Storage Formats - Advanced SQL Engine

Storage Formats - Advanced SQL Engine - Teradata Database

DATASET Data Type

Product

Advanced SQL Engine

Teradata Database

Release Number

17.10

Published

July 2021

Language

English (United States)

Last Update

2021-07-27

dita:mapPath

amv1590702100517.ditamap

dita:ditavalPath

amv1590702100517.ditaval

dita:id

B035-1198

lifecycle

Product Category

Teradata Vantage™

Variable Storage Formats

Each DATASET use must specify a storage format. The STORAGE FORMAT syntax was extended to support the DATASET data type. Vantage provides built-in storage formats for the DATASET data type.

The storage format specification does not necessarily affect the data format on disk, but associates particular data with a specific well-known format.

Built-In Storage Formats

Vantage provides the Avro and CSV storage formats for the DATASET data type, which are based on the Apache Avro and CSV specifications. Each instance contains a schema conforming to the specification. The schema is always optional for the CSV storage format. The schema is interpreted on a per-instance basis, or at the column level.
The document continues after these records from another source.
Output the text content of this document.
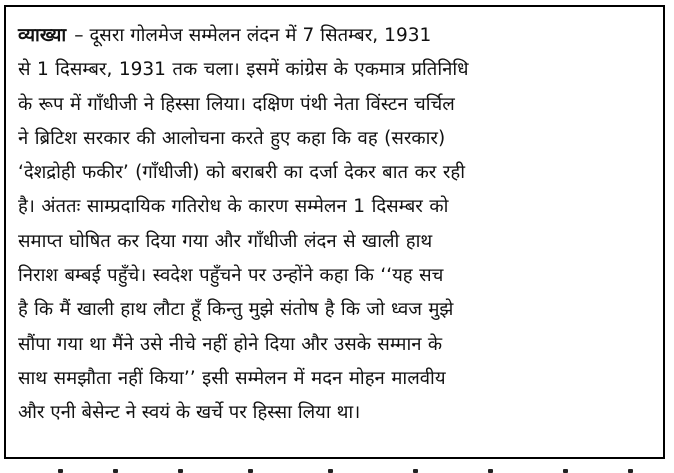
व्याख्या – दूसरा गोलमेज सम्मेलन लंदन में 7 सितम्बर, 1931
से 1 दिसम्बर, 1931 तक चला। इसमें कांग्रेस के एकमात्र प्रतिनिधि
के रूप में गाँधीजी ने हिस्सा लिया। दक्षिण पंथी नेता विंस्टन चर्चिल
ने ब्रिटिश सरकार की आलोचना करते हुए कहा कि वह (सरकार)
‘देशद्रोही फकीर’ (गाँधीजी) को बराबरी का दर्जा देकर बात कर रही
है। अंततः साम्प्रदायिक गतिरोध के कारण सम्मेलन 1 दिसम्बर को
समाप्त घोषित कर दिया गया और गाँधीजी लंदन से खाली हाथ
निराश बम्बई पहुँचे। स्वदेश पहुँचने पर उन्होंने कहा कि ‘‘यह सच
है कि मैं खाली हाथ लौटा हूँ किन्तु मुझे संतोष है कि जो ध्वज मुझे
सौंपा गया था मैंने उसे नीचे नहीं होने दिया और उसके सम्मान के
साथ समझौता नहीं किया’’ इसी सम्मेलन में मदन मोहन मालवीय
और एनी बेसेन्ट ने स्वयं के खर्चे पर हिस्सा लिया था।
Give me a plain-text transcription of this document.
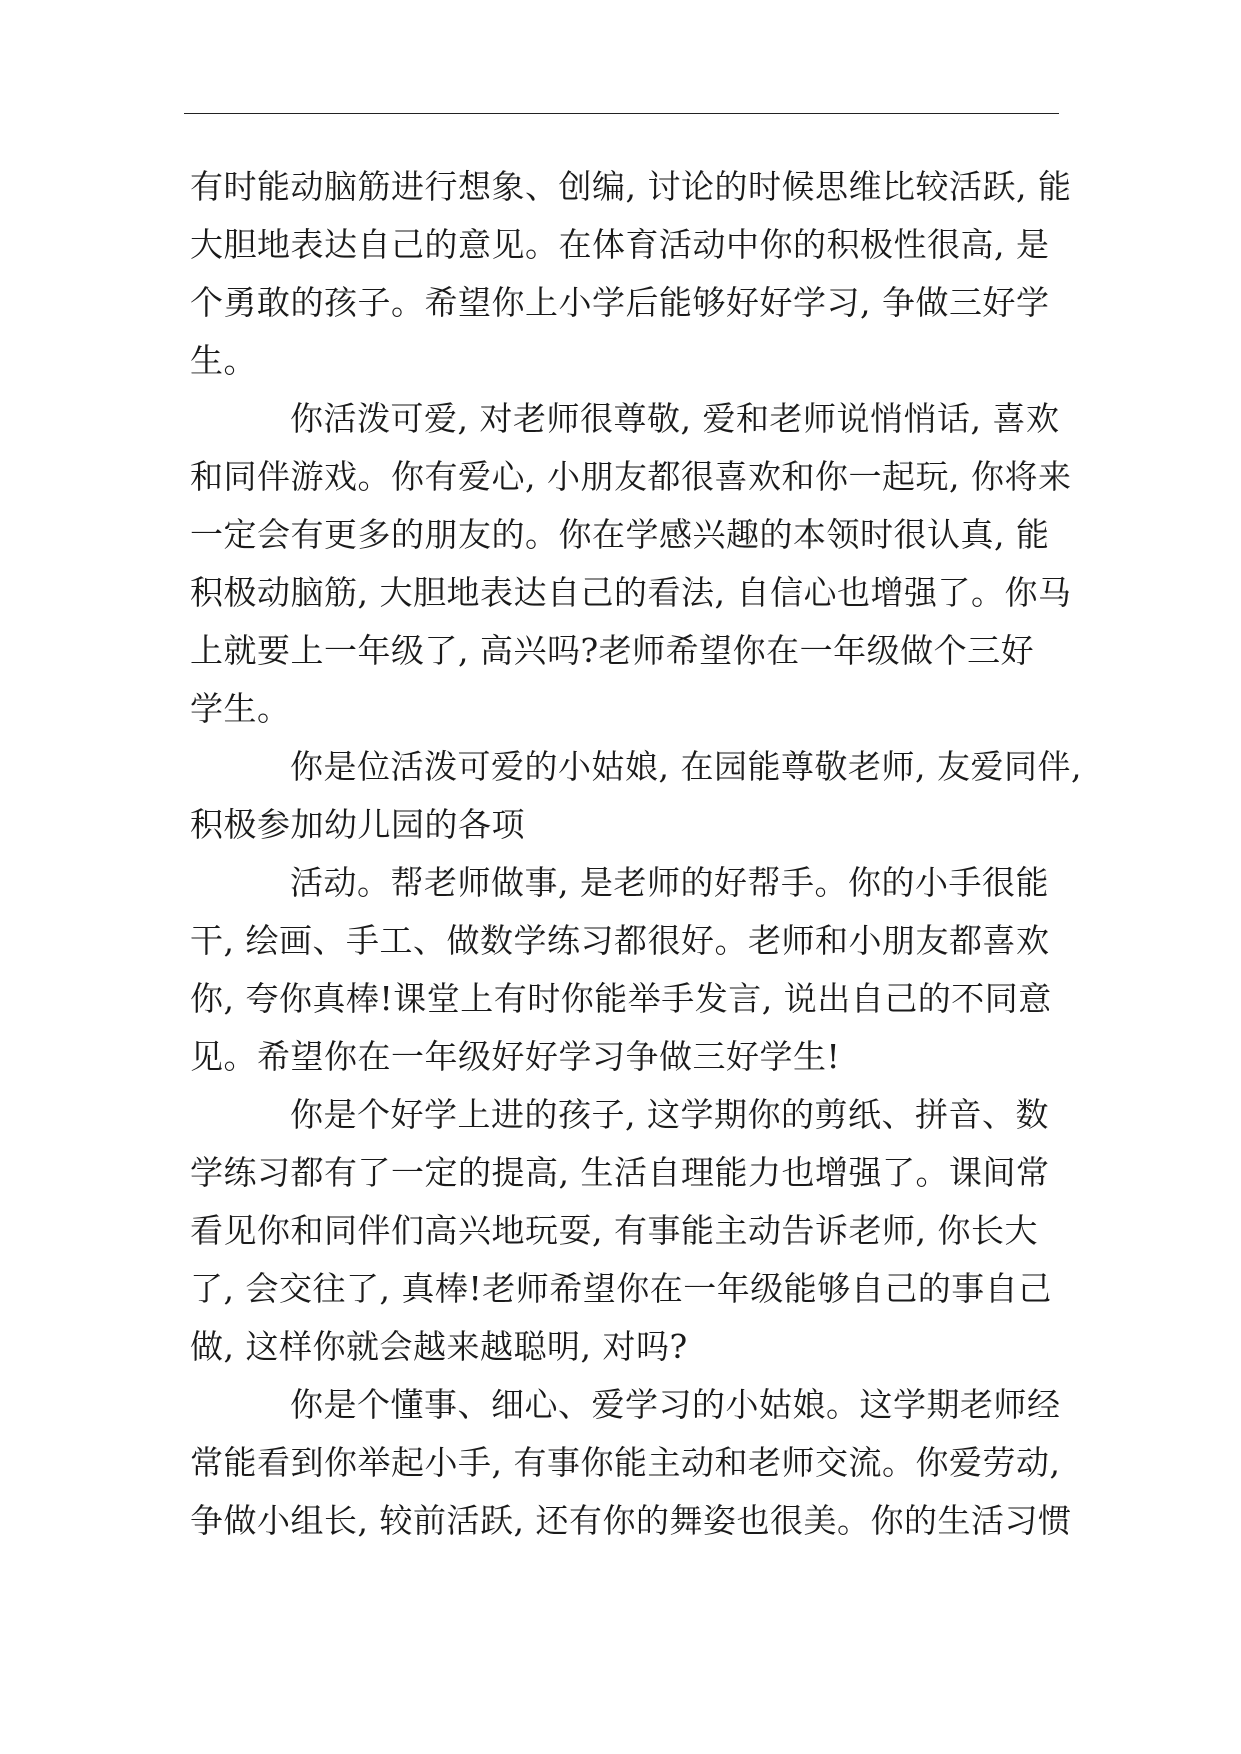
有时能动脑筋进行想象、创编, 讨论的时候思维比较活跃, 能
大胆地表达自己的意见。在体育活动中你的积极性很高, 是
个勇敢的孩子。希望你上小学后能够好好学习, 争做三好学
生。
你活泼可爱, 对老师很尊敬, 爱和老师说悄悄话, 喜欢
和同伴游戏。你有爱心, 小朋友都很喜欢和你一起玩, 你将来
一定会有更多的朋友的。你在学感兴趣的本领时很认真, 能
积极动脑筋, 大胆地表达自己的看法, 自信心也增强了。你马
上就要上一年级了, 高兴吗?老师希望你在一年级做个三好
学生。
你是位活泼可爱的小姑娘, 在园能尊敬老师, 友爱同伴,
积极参加幼儿园的各项
活动。帮老师做事, 是老师的好帮手。你的小手很能
干, 绘画、手工、做数学练习都很好。老师和小朋友都喜欢
你, 夸你真棒!课堂上有时你能举手发言, 说出自己的不同意
见。希望你在一年级好好学习争做三好学生!
你是个好学上进的孩子, 这学期你的剪纸、拼音、数
学练习都有了一定的提高, 生活自理能力也增强了。课间常
看见你和同伴们高兴地玩耍, 有事能主动告诉老师, 你长大
了, 会交往了, 真棒!老师希望你在一年级能够自己的事自己
做, 这样你就会越来越聪明, 对吗?
你是个懂事、细心、爱学习的小姑娘。这学期老师经
常能看到你举起小手, 有事你能主动和老师交流。你爱劳动,
争做小组长, 较前活跃, 还有你的舞姿也很美。你的生活习惯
Storage Format Terminology

Term	Description
Schema	For storage format AVRO, the schema is a JSON document describing the binary-encoded Avro value format. Specified in JSON text, in UTF-8 encoded characters using a VARBYTE or BLOB data type. For CSV, the JSON document describes the extended CSV options such as a field or record delimiter, and column names or header information. It can be specified in any supported JSON format. It is stored in the same character set as the CSV data type for instance-level DATASET values and as UNICODE text, encoded in UTF-8, if stored in the Data Dictionary for column-level DATASET values.
Binary-encoded Avro Value	The actual Avro data, encoded according to the scheme described by the schema.
CSV Value	The CSV value in the Latin or Unicode character set.
JSON-encoded Value	JSON-text representation of the data, as described by the schema.
Transform format OR Cast format	For storage format AVRO, this is a null-terminated, UTF-8 encoded schema followed immediately by a binary-encoded value. For CSV, the transform and cast format uses the original CSV value. If a schema is specified for a CSV value, it is not included in the cast or transform.